Attraverso le sue immagini è possibile raccogliere le visioni effimere del mondo in cui viviamo, tirando fuori temi più sensibili soggetti ai costanti conflitti che accendono come una miccia, le nostre anime. Offrendosi un po' come uno specchio, per riflettere incorporei concetti, la sua opera designa una presenza spettatoriale. Dare corpo all’astratto, al capitale immateriale dell’umanità è per l’artista un compito arduo con cui ma confrontarsi. Emergono così in maniera preponderante le problematiche che colpiscono la società attuale.

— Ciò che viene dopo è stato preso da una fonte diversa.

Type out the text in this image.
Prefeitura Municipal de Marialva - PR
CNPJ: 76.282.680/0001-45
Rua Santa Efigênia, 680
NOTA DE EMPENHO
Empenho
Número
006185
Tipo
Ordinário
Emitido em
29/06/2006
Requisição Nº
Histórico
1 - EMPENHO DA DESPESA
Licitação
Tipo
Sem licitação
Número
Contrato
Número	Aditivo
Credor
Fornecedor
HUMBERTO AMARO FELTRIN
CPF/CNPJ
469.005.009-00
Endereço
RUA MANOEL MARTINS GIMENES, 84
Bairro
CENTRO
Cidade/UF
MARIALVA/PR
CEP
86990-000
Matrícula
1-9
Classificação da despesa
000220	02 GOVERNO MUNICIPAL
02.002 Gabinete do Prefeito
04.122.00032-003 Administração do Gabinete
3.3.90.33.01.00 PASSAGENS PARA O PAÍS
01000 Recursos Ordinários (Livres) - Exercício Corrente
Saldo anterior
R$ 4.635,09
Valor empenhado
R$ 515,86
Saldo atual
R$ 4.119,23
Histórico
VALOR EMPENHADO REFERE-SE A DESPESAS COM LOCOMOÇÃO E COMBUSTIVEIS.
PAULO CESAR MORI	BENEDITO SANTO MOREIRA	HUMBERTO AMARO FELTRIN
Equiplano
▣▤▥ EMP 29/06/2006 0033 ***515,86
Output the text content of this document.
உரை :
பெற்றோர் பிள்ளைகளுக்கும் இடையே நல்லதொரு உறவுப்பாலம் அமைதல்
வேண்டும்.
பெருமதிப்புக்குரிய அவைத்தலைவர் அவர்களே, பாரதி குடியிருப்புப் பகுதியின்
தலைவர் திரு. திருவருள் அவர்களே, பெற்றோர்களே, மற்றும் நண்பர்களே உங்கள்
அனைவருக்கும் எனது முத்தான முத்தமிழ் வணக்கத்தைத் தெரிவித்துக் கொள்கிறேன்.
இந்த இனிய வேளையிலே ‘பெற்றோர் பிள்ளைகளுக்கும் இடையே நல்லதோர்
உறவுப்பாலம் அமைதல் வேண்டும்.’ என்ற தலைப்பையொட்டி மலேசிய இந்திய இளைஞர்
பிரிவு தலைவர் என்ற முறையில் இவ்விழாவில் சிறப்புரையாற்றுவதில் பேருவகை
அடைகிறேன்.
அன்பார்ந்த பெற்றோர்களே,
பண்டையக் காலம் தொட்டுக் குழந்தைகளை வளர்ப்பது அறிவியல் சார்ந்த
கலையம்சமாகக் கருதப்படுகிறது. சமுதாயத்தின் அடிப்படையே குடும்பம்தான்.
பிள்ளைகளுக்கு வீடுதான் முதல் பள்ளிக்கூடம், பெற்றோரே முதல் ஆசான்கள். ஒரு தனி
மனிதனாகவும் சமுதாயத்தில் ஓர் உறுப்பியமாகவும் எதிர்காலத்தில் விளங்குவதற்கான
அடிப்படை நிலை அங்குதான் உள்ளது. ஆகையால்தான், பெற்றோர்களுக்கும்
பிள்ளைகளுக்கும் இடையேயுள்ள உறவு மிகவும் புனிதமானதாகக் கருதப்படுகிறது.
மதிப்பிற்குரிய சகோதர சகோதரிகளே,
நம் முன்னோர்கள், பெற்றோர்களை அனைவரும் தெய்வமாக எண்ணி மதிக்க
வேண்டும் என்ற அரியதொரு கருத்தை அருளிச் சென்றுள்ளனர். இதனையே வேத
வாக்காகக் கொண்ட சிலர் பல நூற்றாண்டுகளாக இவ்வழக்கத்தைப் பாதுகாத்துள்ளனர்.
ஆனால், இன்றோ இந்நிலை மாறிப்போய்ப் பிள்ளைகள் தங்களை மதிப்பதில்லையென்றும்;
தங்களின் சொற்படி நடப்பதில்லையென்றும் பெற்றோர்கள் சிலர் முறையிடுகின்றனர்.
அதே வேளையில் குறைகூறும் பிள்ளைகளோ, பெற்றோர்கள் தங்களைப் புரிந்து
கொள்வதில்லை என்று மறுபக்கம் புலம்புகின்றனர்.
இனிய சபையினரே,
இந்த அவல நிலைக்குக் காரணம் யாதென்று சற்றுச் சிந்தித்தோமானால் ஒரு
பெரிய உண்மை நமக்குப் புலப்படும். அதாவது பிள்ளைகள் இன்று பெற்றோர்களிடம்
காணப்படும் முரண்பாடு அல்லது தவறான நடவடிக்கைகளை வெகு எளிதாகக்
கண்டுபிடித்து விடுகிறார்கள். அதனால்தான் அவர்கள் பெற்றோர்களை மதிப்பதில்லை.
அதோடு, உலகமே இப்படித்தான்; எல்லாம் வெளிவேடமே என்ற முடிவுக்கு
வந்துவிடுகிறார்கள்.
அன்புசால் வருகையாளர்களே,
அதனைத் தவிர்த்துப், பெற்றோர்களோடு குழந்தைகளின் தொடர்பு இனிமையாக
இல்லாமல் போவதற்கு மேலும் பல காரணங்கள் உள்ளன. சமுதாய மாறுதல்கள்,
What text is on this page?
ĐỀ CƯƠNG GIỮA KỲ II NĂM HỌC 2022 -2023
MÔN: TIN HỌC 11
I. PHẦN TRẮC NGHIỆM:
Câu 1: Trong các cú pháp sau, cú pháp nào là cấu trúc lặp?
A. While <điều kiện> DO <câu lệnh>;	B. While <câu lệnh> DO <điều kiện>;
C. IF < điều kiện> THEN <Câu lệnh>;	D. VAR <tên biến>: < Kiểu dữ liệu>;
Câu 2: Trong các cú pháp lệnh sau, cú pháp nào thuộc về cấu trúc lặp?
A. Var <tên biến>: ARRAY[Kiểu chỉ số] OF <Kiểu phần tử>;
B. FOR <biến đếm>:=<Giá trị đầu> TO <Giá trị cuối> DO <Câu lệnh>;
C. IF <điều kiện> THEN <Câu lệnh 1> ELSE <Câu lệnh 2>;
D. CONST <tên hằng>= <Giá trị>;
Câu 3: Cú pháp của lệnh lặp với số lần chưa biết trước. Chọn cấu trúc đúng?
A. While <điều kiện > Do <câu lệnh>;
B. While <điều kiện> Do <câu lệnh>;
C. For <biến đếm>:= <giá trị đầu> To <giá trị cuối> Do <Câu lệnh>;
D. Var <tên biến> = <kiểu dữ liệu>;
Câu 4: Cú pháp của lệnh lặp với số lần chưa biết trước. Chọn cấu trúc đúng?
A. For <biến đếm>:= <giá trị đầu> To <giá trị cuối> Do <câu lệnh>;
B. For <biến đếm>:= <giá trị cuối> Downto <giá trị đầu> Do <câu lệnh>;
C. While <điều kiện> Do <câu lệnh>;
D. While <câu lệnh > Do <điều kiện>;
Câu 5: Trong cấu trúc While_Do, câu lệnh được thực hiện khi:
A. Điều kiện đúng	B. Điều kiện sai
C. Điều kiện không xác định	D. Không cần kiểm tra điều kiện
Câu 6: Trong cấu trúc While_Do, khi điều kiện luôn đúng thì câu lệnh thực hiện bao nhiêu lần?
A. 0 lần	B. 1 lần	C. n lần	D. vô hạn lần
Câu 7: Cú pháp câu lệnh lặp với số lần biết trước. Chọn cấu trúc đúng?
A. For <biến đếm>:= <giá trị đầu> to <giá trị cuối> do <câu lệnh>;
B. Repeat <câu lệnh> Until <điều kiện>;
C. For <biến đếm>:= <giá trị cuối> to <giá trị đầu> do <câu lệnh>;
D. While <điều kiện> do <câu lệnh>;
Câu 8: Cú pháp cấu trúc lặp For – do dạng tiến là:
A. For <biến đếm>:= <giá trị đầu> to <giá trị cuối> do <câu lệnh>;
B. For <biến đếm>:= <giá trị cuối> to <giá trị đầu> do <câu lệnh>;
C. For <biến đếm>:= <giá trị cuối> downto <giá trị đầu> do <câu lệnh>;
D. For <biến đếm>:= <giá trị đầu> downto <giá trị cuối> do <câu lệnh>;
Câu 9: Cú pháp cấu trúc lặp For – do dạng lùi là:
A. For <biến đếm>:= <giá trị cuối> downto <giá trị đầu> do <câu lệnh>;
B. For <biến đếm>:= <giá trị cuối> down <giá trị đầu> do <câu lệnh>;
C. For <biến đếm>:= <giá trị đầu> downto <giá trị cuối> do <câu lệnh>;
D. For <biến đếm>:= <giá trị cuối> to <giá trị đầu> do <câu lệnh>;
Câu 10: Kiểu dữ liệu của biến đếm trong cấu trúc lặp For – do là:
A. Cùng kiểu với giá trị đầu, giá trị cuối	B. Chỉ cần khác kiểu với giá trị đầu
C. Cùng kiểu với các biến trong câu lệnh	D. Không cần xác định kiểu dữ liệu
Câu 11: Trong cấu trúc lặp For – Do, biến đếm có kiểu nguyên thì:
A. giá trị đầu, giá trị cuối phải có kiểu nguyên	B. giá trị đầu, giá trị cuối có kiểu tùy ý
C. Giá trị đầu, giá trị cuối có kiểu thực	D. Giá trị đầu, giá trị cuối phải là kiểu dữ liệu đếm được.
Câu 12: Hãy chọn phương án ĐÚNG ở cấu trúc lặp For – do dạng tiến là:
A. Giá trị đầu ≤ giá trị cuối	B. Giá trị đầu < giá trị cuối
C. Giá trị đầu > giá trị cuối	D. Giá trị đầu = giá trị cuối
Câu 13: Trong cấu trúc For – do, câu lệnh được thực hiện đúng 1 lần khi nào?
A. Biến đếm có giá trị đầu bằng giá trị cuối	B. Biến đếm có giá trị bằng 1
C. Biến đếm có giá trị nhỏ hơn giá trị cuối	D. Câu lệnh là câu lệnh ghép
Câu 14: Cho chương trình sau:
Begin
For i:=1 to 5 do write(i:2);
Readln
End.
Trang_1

L’essenzialità è uno degli elementi che contraddistingue la sua intera produzione artistica. Una pittura materica e allo stesso tempo pura, sensibile, come solo un’immagine potrebbe esserlo. Nelle creazioni di Roberta Bissoli vi si coglie la sensazione dello sfioramento, suggerita anche dalla presenza del modulo ripetitivo, che pone l’accento sul ritmo cadenzato dei diversi elementi che le compongono, rispecchiando la modularità con cui organizziamo le nostre vite intrappolate in forme contratte al posto di forme fluide. Molto interessante è inoltre la sua valenza plurisensoriale, capace di interpellare gli elementi della forma, del colore e del suono con similitudini simboliche inattese. La superficie pittorica diventa un labirinto esperibile visivamente: lo sguardo urta e s’infrange contro i suoi rilievi. I delicati incavi da percorrere, diventano insenature della mente con cui il pensiero rintocca.

Ricorrendo una forma modulabile, Bissoli fa in modo che le trame scolpite siano fitti reticoli sensoriali in cui potersi proiettare permettendo al fruitore di posarsi nel moto riverberante di dolci poesie. L’arte di Bissoli è l’irruzione della forma; è la metafora del mondo che di sfugge di mano. L’opera di Bissoli questiona la rappresentazione materiale dell’invisibile, permettendosi di prendere coscienza dell’ambiente in cui viviamo. E’ il corpo di ciò che noi tutti abbiamo assorbito, quando la distinzione tra il dentro e il fuori non è più possibile. La configurazione culturale che l’accoglie diventa allora parte visibile e tangibile dell’opera stessa. Le condizioni della percezione della dimensione spaziale della materialità dell’opera diventano aleatorie e inattese.